The committee agreed to forward comments under a heading of Public Policy Considerations in the next annual report, a format used in the 2020 report. “We should not take a position. That’s not our place,” said Gerik.
Issues falling under this heading are expected to include TWIA ratemaking, TWIA funding and the potential for TWIA to function as a reinsurer for the private market on coastal or statewide properties.
Galveston City Manager Brian Maxwell proposed the reinsurance concept in a written public comment that was offered prior to the meeting, and Sally Bakko, Galveston’s director of policy and government relations, spoke during the public comment period about Maxwell’s recommendation.
Also commenting at the beginning of the meeting was state Rep. Todd Hunter, R-Corpus Christi, who urged the board members and TWIA staff to open dialogue with coastal legislators prior to the next legislative session which convenes on Jan. 10, 2023.

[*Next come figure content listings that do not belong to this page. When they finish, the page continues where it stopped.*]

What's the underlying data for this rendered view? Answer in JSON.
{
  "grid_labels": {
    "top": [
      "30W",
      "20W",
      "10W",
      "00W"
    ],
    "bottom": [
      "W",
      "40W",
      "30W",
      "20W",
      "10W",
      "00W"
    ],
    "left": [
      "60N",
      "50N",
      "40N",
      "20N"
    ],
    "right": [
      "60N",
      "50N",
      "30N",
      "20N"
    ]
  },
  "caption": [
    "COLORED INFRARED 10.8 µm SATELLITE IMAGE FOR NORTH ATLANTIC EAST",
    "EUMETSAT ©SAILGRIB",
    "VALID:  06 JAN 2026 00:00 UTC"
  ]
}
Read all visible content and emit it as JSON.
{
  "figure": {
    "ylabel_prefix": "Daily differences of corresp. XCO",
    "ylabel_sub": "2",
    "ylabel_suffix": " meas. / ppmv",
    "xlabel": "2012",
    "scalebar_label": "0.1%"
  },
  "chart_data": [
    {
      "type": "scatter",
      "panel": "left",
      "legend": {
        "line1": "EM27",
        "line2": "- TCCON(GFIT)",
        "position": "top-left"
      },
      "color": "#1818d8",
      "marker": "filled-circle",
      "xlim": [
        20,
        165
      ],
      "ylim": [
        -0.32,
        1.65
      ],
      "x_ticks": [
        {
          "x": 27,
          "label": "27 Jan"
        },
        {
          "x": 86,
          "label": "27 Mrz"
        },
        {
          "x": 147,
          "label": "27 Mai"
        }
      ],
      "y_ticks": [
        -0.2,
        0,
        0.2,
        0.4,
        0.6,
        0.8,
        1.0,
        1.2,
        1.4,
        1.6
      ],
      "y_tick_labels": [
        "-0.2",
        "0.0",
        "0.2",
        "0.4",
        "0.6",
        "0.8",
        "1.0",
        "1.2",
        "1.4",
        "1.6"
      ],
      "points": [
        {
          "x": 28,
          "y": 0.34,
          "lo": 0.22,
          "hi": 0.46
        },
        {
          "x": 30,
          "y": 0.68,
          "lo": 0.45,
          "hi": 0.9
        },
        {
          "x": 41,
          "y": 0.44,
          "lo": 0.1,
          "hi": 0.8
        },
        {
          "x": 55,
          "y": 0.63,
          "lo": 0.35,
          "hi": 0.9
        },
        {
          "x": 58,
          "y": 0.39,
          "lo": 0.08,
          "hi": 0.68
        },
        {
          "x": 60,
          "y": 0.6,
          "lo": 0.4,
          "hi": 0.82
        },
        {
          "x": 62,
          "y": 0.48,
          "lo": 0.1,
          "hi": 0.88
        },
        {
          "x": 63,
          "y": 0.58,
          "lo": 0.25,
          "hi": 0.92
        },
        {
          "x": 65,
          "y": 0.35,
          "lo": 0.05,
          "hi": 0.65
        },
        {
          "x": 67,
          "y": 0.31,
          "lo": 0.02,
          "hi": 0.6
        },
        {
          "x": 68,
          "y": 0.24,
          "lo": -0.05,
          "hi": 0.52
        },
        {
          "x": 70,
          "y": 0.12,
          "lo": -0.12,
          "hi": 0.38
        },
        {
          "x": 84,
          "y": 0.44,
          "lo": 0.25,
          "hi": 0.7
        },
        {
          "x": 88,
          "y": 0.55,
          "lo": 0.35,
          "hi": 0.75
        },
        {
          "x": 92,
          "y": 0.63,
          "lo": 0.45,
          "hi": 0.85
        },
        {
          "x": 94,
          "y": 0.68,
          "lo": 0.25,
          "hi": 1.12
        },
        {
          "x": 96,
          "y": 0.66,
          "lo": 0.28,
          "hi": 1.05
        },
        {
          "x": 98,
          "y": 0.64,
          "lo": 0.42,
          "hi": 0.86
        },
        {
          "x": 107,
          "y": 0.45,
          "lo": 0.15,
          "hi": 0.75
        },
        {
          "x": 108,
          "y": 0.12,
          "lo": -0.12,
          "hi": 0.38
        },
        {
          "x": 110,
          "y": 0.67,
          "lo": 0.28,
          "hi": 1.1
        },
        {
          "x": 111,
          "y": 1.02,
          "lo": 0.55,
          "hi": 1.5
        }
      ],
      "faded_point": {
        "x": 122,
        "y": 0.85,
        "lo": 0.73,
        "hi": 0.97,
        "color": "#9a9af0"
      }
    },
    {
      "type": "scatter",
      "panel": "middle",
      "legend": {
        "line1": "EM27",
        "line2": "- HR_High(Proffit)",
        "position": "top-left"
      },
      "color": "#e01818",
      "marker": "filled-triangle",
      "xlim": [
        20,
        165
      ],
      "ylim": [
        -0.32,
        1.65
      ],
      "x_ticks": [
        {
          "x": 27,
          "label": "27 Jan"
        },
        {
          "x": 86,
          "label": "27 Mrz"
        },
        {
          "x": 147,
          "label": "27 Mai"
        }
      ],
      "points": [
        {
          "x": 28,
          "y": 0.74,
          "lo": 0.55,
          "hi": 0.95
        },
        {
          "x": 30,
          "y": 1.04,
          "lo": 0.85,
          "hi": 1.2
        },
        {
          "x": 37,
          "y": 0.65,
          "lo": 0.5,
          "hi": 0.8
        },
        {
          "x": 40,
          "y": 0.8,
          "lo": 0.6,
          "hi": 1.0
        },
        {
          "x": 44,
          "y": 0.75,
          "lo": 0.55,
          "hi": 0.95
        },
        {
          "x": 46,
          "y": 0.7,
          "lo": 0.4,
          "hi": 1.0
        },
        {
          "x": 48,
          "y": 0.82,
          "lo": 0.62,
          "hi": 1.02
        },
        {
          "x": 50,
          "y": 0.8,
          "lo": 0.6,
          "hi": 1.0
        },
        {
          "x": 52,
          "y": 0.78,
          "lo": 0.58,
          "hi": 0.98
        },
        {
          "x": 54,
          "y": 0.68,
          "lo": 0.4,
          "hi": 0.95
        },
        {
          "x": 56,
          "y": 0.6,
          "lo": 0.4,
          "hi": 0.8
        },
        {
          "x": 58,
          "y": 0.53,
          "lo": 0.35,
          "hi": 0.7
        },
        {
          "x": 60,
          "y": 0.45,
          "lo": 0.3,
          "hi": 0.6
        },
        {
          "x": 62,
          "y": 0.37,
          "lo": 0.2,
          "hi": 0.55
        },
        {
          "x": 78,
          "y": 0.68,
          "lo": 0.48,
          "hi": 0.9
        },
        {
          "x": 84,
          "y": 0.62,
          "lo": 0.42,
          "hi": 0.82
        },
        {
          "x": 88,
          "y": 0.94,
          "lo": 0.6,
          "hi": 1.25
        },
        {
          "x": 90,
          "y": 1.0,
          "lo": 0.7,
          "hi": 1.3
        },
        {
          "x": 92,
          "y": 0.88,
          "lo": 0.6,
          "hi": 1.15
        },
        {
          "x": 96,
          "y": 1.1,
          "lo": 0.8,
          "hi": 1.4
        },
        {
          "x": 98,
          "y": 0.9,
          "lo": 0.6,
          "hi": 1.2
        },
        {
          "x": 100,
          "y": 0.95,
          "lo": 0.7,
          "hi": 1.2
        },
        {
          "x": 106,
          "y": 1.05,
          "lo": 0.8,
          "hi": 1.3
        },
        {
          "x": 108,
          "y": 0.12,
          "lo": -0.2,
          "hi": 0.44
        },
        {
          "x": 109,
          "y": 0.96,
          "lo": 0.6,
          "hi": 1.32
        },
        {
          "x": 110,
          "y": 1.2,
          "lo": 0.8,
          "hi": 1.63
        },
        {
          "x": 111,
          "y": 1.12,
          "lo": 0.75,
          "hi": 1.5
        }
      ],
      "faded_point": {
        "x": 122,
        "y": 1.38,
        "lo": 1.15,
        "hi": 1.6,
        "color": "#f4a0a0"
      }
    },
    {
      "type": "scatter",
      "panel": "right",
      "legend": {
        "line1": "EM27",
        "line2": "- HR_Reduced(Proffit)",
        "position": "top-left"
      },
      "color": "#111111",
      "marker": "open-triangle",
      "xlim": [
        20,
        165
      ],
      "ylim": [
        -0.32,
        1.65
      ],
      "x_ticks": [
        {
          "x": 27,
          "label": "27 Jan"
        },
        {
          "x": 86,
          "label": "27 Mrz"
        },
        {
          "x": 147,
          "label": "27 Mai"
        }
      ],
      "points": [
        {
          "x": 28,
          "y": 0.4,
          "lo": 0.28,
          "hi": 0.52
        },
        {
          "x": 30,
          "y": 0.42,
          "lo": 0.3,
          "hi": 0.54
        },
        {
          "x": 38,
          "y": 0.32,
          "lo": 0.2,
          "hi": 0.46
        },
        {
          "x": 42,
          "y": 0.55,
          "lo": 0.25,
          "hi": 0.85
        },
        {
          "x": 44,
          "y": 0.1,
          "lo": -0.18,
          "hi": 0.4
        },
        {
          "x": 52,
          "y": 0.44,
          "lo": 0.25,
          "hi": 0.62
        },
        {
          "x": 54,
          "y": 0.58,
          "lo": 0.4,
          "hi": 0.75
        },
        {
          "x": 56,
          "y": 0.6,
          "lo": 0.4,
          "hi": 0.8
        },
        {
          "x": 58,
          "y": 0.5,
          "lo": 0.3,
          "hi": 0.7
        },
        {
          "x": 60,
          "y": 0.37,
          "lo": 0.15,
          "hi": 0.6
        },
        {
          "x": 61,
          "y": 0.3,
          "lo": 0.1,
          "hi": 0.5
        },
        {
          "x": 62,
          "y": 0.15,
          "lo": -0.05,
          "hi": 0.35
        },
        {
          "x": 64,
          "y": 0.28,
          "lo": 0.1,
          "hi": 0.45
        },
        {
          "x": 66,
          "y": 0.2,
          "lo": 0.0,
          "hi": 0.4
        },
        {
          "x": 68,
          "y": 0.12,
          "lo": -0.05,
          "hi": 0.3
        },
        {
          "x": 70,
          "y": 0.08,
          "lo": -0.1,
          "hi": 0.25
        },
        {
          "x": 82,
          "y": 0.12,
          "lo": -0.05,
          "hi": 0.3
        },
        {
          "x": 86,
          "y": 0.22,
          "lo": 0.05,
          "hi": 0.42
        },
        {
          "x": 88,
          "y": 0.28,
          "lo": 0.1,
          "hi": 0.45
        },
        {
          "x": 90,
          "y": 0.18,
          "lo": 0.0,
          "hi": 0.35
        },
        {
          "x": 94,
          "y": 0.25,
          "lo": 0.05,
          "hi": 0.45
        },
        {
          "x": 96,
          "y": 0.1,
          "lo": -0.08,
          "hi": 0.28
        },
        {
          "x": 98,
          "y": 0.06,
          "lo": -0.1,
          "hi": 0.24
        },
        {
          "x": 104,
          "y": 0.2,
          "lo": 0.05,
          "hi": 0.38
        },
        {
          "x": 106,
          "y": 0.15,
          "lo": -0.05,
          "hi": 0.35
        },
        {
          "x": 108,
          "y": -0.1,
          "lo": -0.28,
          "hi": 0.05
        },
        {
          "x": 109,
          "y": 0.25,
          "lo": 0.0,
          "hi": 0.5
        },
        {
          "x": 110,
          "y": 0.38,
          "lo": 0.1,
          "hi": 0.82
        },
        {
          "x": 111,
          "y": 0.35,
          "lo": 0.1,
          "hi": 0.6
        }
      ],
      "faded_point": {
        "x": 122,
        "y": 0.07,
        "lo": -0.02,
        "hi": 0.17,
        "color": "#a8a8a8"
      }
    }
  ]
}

TWIA’s Legislative and External Affairs Committee will meet again in June to prepare the final draft of the report for the board of director’s meeting in August. In the meantime, at Georgia Neblett’s suggestion, TWIA staff will solicit input from coastal legislators for additional or alternate issues to be included in the report.
Under the statute, TWIA’s biennial report must include proposed changes in law to the regulation of the association with reasons for the proposed changes and any information requested by TDI regarding the association’s operations and procedures.
The committee’s final draft of the report is subject to comment and alteration by the TWIA board of directors, which bears legal responsibility for submitting the report to the commissioner and the relevant legislative committees.